300 1 53928 34304 50
300 2 36160 27808 99
300 3 12620 30108 212
300 4 11364 31180 111
>>> print sourcelist[-3][0], sourcelist[-3][1], sourcelist[-2][2], sourcelist[-1][1]
2287 225372 0 2404
以下代码正在做同样的事情:
>>> x = 3
>>> n = 3
>>> num_datasets = (len(sourcelist) - x) // n
>>> l = []
>>> for s in range(0, n+1):
... for i in range(s, len(sourcelist) - x, num_datasets):
... l.append(sourcelist[i])
...
>>> dataset_list = zip(*[iter(l)]*n)
>>> for e in dataset_list:
... print e[0][0], e[0][2], e[0][4], e[1][3], e[2][6]
...
300 1 53928 34304 50
300 2 36160 27808 99
300 3 12620 30108 212
300 4 11364 31180 111
但是,我认为它可以更简单,更有效。

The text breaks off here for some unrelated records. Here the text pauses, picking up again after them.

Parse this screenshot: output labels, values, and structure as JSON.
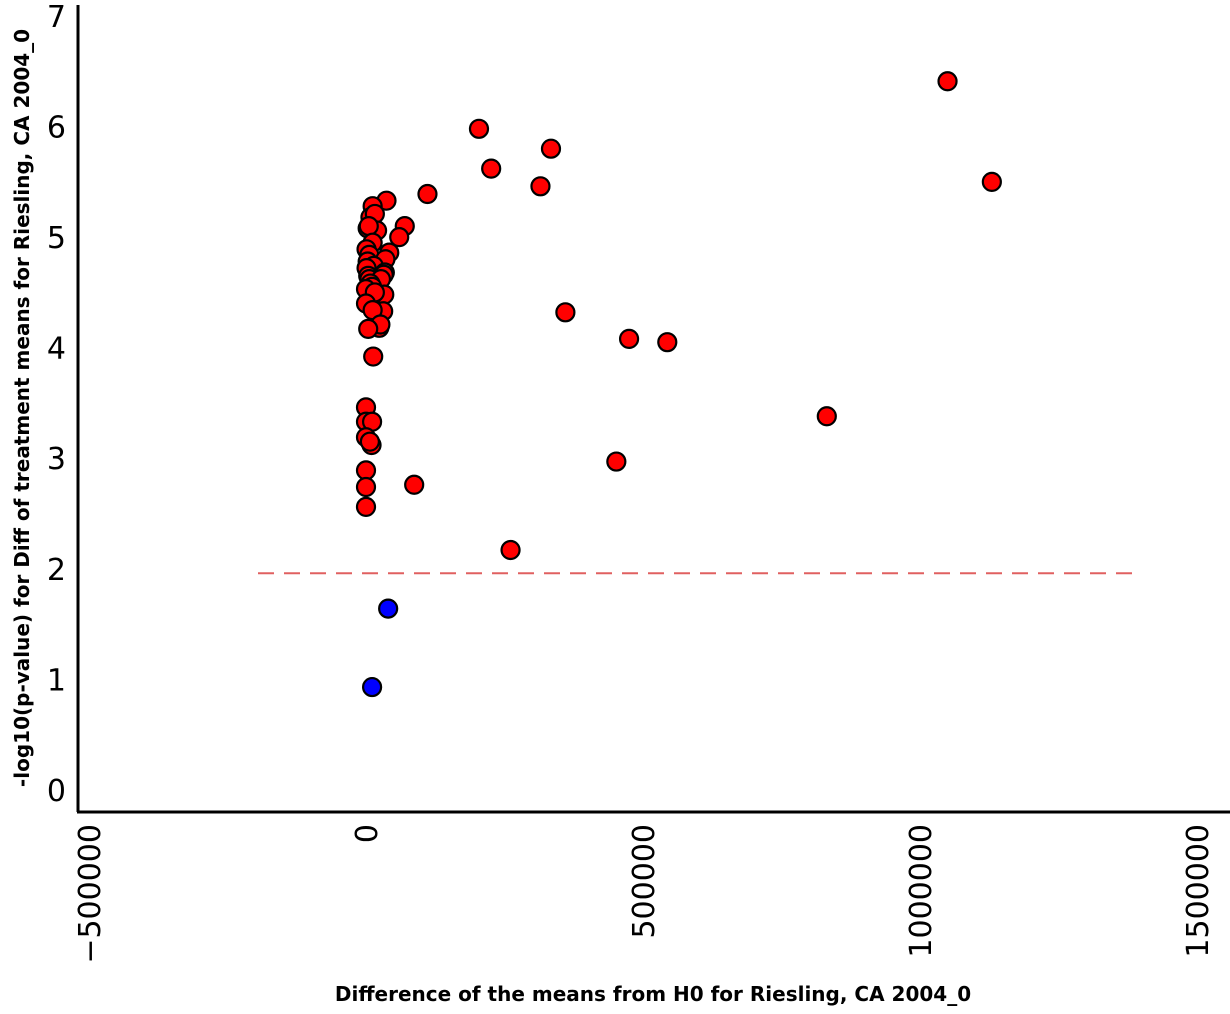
{
  "chart_data": {
    "type": "scatter",
    "xlabel": "Difference of the means from H0 for Riesling, CA 2004_0",
    "ylabel": "-log10(p-value) for Diff of treatment means for Riesling, CA 2004_0",
    "xlim": [
      -520000,
      1560000
    ],
    "ylim": [
      -0.2,
      7.1
    ],
    "x_ticks": [
      -500000,
      0,
      500000,
      1000000,
      1500000
    ],
    "x_tick_labels": [
      "−500000",
      "0",
      "500000",
      "1000000",
      "1500000"
    ],
    "y_ticks": [
      0,
      1,
      2,
      3,
      4,
      5,
      6,
      7
    ],
    "y_tick_labels": [
      "0",
      "1",
      "2",
      "3",
      "4",
      "5",
      "6",
      "7"
    ],
    "grid": false,
    "threshold": {
      "y": 1.96,
      "x_start": -195000,
      "x_end": 1395000,
      "color": "#e06060",
      "style": "dashed"
    },
    "colors": {
      "significant": "#ff0000",
      "not_significant": "#0000ff",
      "edge": "#000000"
    },
    "series": [
      {
        "color": "#ff0000",
        "points": [
          [
            1050000,
            6.41
          ],
          [
            204000,
            5.98
          ],
          [
            1130000,
            5.5
          ],
          [
            334000,
            5.8
          ],
          [
            226000,
            5.62
          ],
          [
            315000,
            5.46
          ],
          [
            111000,
            5.39
          ],
          [
            37000,
            5.33
          ],
          [
            12000,
            5.28
          ],
          [
            8000,
            5.18
          ],
          [
            16000,
            5.21
          ],
          [
            3000,
            5.08
          ],
          [
            20000,
            5.06
          ],
          [
            5000,
            5.1
          ],
          [
            70000,
            5.1
          ],
          [
            60000,
            5.0
          ],
          [
            12000,
            4.95
          ],
          [
            42000,
            4.86
          ],
          [
            1000,
            4.89
          ],
          [
            6000,
            4.84
          ],
          [
            35000,
            4.8
          ],
          [
            3000,
            4.78
          ],
          [
            14000,
            4.74
          ],
          [
            1000,
            4.72
          ],
          [
            34000,
            4.68
          ],
          [
            32000,
            4.66
          ],
          [
            4000,
            4.65
          ],
          [
            6000,
            4.62
          ],
          [
            27000,
            4.62
          ],
          [
            8000,
            4.58
          ],
          [
            11000,
            4.55
          ],
          [
            0,
            4.53
          ],
          [
            33000,
            4.48
          ],
          [
            16000,
            4.5
          ],
          [
            0,
            4.4
          ],
          [
            31000,
            4.33
          ],
          [
            12000,
            4.34
          ],
          [
            360000,
            4.32
          ],
          [
            24000,
            4.18
          ],
          [
            26000,
            4.21
          ],
          [
            4000,
            4.17
          ],
          [
            475000,
            4.08
          ],
          [
            544000,
            4.05
          ],
          [
            13000,
            3.92
          ],
          [
            0,
            3.46
          ],
          [
            0,
            3.33
          ],
          [
            11000,
            3.33
          ],
          [
            0,
            3.19
          ],
          [
            10000,
            3.12
          ],
          [
            7000,
            3.15
          ],
          [
            832000,
            3.38
          ],
          [
            452000,
            2.97
          ],
          [
            0,
            2.89
          ],
          [
            87000,
            2.76
          ],
          [
            0,
            2.74
          ],
          [
            0,
            2.56
          ],
          [
            261000,
            2.17
          ]
        ]
      },
      {
        "color": "#0000ff",
        "points": [
          [
            40000,
            1.64
          ],
          [
            11000,
            0.93
          ]
        ]
      }
    ]
  }
}
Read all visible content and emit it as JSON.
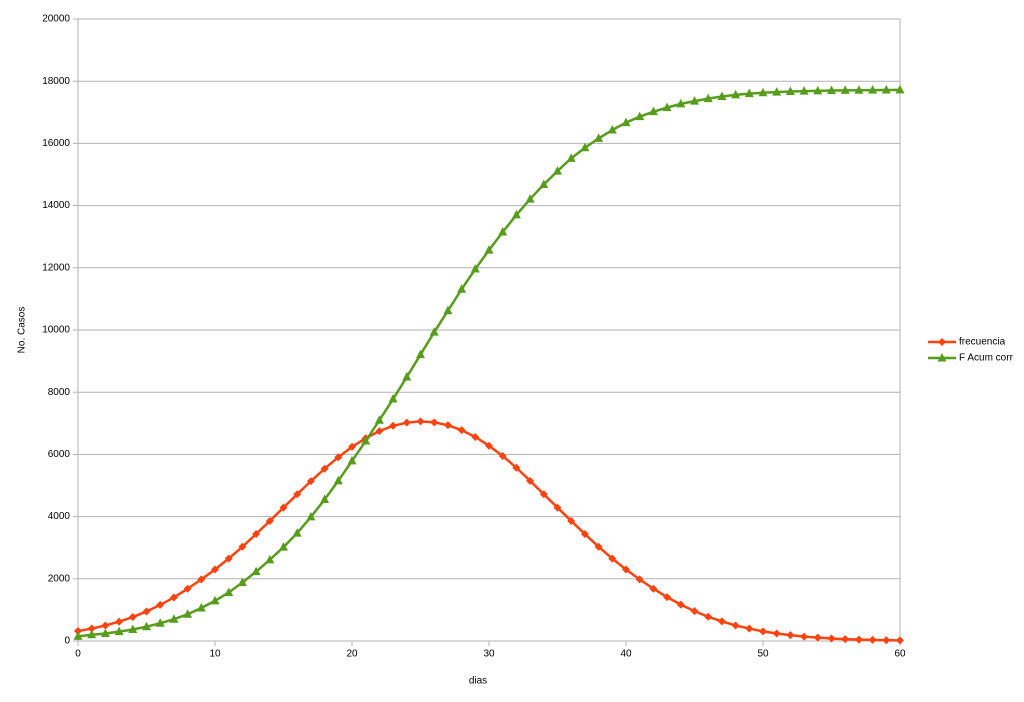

有什么建议吗? 感谢。
答案 0 :(得分:0)
以下是我使用itemgetter
和groupby
:
>>> from operator import itemgetter
>>> from itertools import groupby
>>> sourcelist = [['300', '0', '1', '798', '53928', '283'],
... ['300', '0', '2', '210', '36160', '207'],
... ['300', '0', '3', '78', '12620', '217'],
... ['300', '0', '4', '67', '11364', '228'],
... ['300', '0', '1', '34304', '0', '0'],
... ['300', '0', '2', '27808', '0', '0'],
... ['300', '0', '3', '30108', '0', '0'],
... ['300', '0', '4', '31180', '0', '0'],
... ['300', '0', '1', '0', '0', '0', '50'],
... ['300', '0', '2', '0', '0', '0', '99'],
... ['300', '0', '3', '0', '0', '0', '212'],
... ['300', '0', '4', '0', '0', '0', '111'],
... ['2287', '225372', '1324', '173308'],
... ['0', '0', '0', '0'],
... ['0', '2404']]
>>> n = 3
>>> n_list = []
>>> for last in range(n):
... n_list.append(sourcelist.pop(-1))
...
>>> print(n_list)
[['0', '2404'], ['0', '0', '0', '0'], ['2287', '225372', '1324', '173308']]
>>> print(sourcelist)
[['300', '0', '1', '798', '53928', '283'],
['300', '0', '2', '210', '36160', '207'],
['300', '0', '3', '78', '12620', '217'],
['300', '0', '4', '67', '11364', '228'],
['300', '0', '1', '34304', '0', '0'],
['300', '0', '2', '27808', '0', '0'],
['300', '0', '3', '30108', '0', '0'],
['300', '0', '4', '31180', '0', '0'],
['300', '0', '1', '0', '0', '0', '50'],
['300', '0', '2', '0', '0', '0', '99'],
['300', '0', '3', '0', '0', '0', '212'],
['300', '0', '4', '0', '0', '0', '111']]
>>> groupby_column = 2
>>> s = sorted(sourcelist,key=itemgetter(groupby_column))
>>> print(s)
[['300', '0', '1', '798', '53928', '283'],
['300', '0', '1', '34304', '0', '0'],
['300', '0', '1', '0', '0', '0', '50'],
['300', '0', '2', '210', '36160', '207'],
['300', '0', '2', '27808', '0', '0'],
['300', '0', '2', '0', '0', '0', '99'],
['300', '0', '3', '78', '12620', '217'],
['300', '0', '3', '30108', '0', '0'],
['300', '0', '3', '0', '0', '0', '212'],
['300', '0', '4', '67', '11364', '228'],
['300', '0', '4', '31180', '0', '0'],
['300', '0', '4', '0', '0', '0', '111']]
>>> for key, group in groupby(s, lambda x: x[groupby_column]):
... print(key,list(group))
...
('1', [['300', '0', '1', '798', '53928', '283'], ['300', '0', '1', '34304', '0', '0'], ['300', '0', '1', '0', '0', '0', '50']])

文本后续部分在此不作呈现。